The Basics of a 1099 Form
Your business will need to issue a 1099 to vendors or subcontractors during the ordinary course of business to whom you have paid more than $600 in rent, services (including parts and materials), prizes and awards, or other income payments. This includes any individual, partnership, LLC, LP, or Estate.
Note: The IRS defines an employer/employee relationship as one in which the employer controls the workspace, hours worked, and the equipment to be used, and directs the daily and weekly activities of the worker.
Doesn’t it all seem so simple, right? This is where the ‘exceptions to the rule’ come in! Below are exceptions to the basic 1099 rules. You do not need to send a 1099 form to:
- Vendors are operating as S or C-Corporations. This includes LLCs and partnerships which are taxed as an S or C-Corp.
- Any payments you have made via credit card, debit card, gift card, or third-party payment network (i.e PayPal). These payments will be reported by the card issuers or payment networks themselves.
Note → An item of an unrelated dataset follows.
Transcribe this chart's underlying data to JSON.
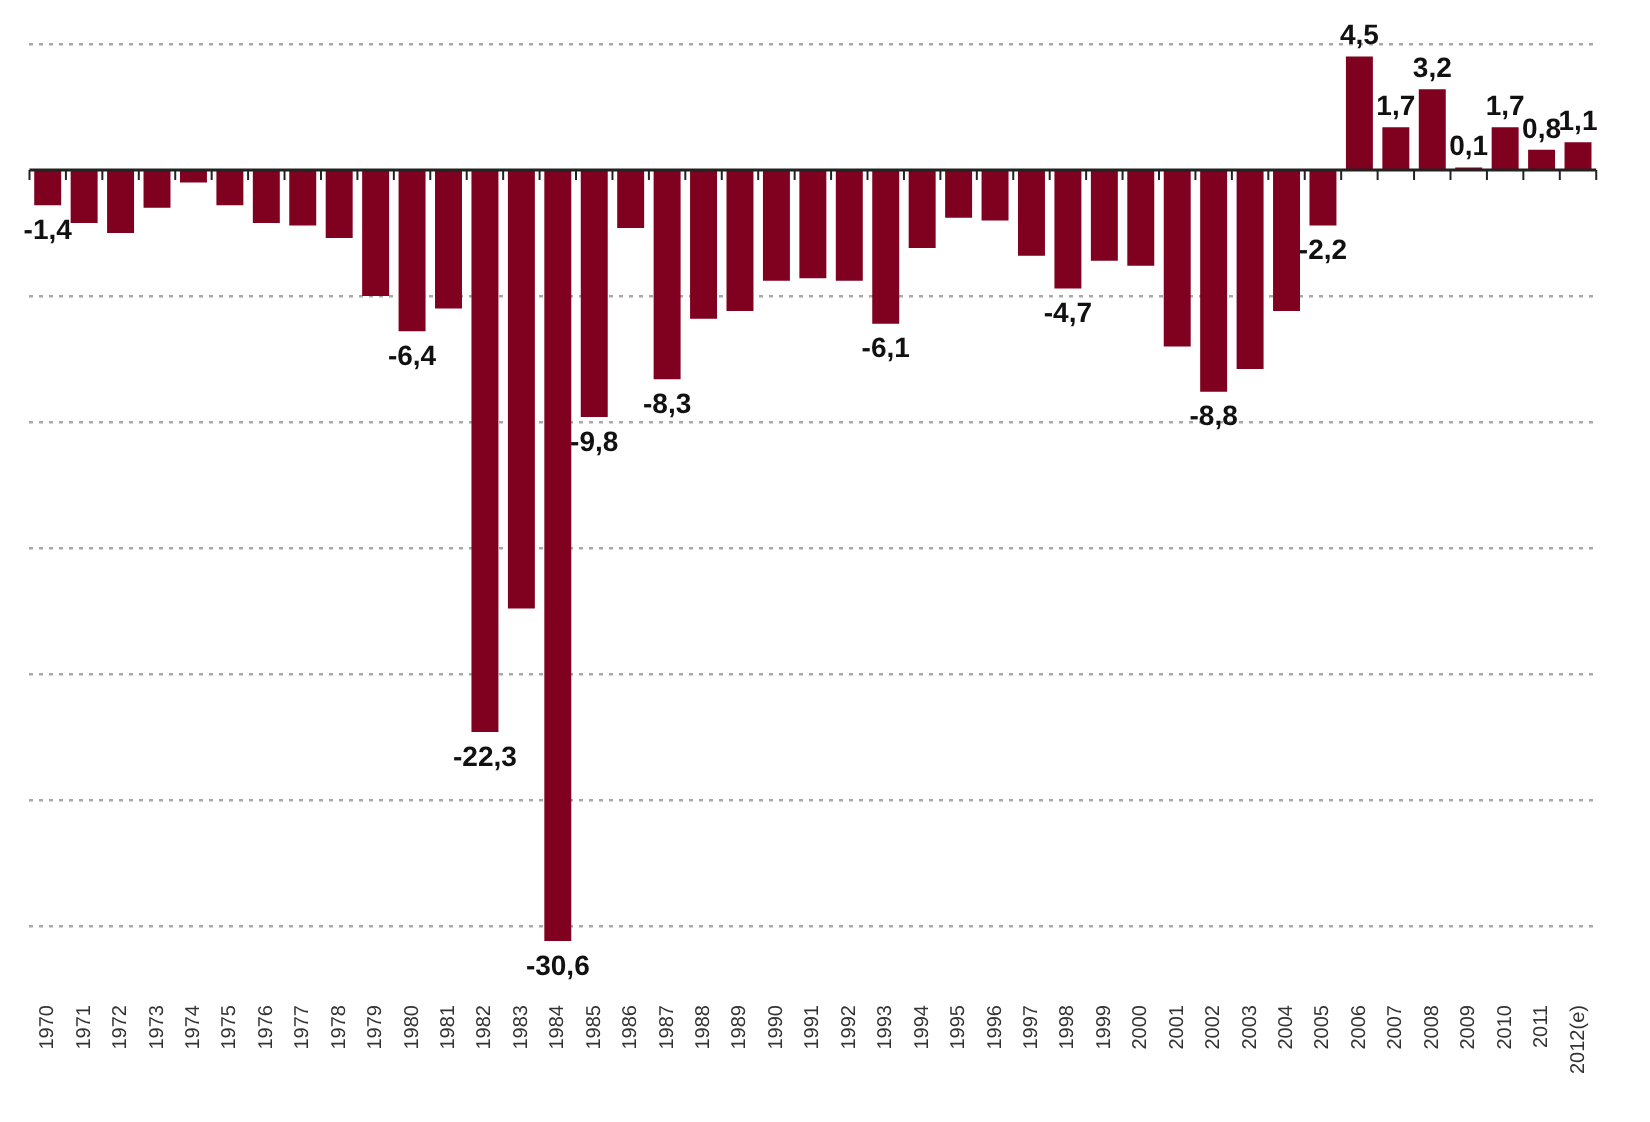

- An exception to this exception is Venmo. Venmo does not do the same reporting as credit cards and regular payment networks. You will need to issue 1099s to vendors paid this way.
- Any employee business expense reimbursements. These can be reported as wages on a form W2.
- Payments of rent to or through real estate agents (or property managers). If your business pays rent directly to a landlord, a 1099 form will need to be issued.
- Non-US citizens working remotely via the internet from another country.
Other exceptions include:
- Lawyers – even if your lawyer is ‘incorporated’ you are still required to send them a 1099 form if your business paid them more than $600.
- A 1099 form is required for any worker who is not a U.S. citizen and has performed work for you within the United States It is the business owner’s responsibility to determine the citizenship of their workers.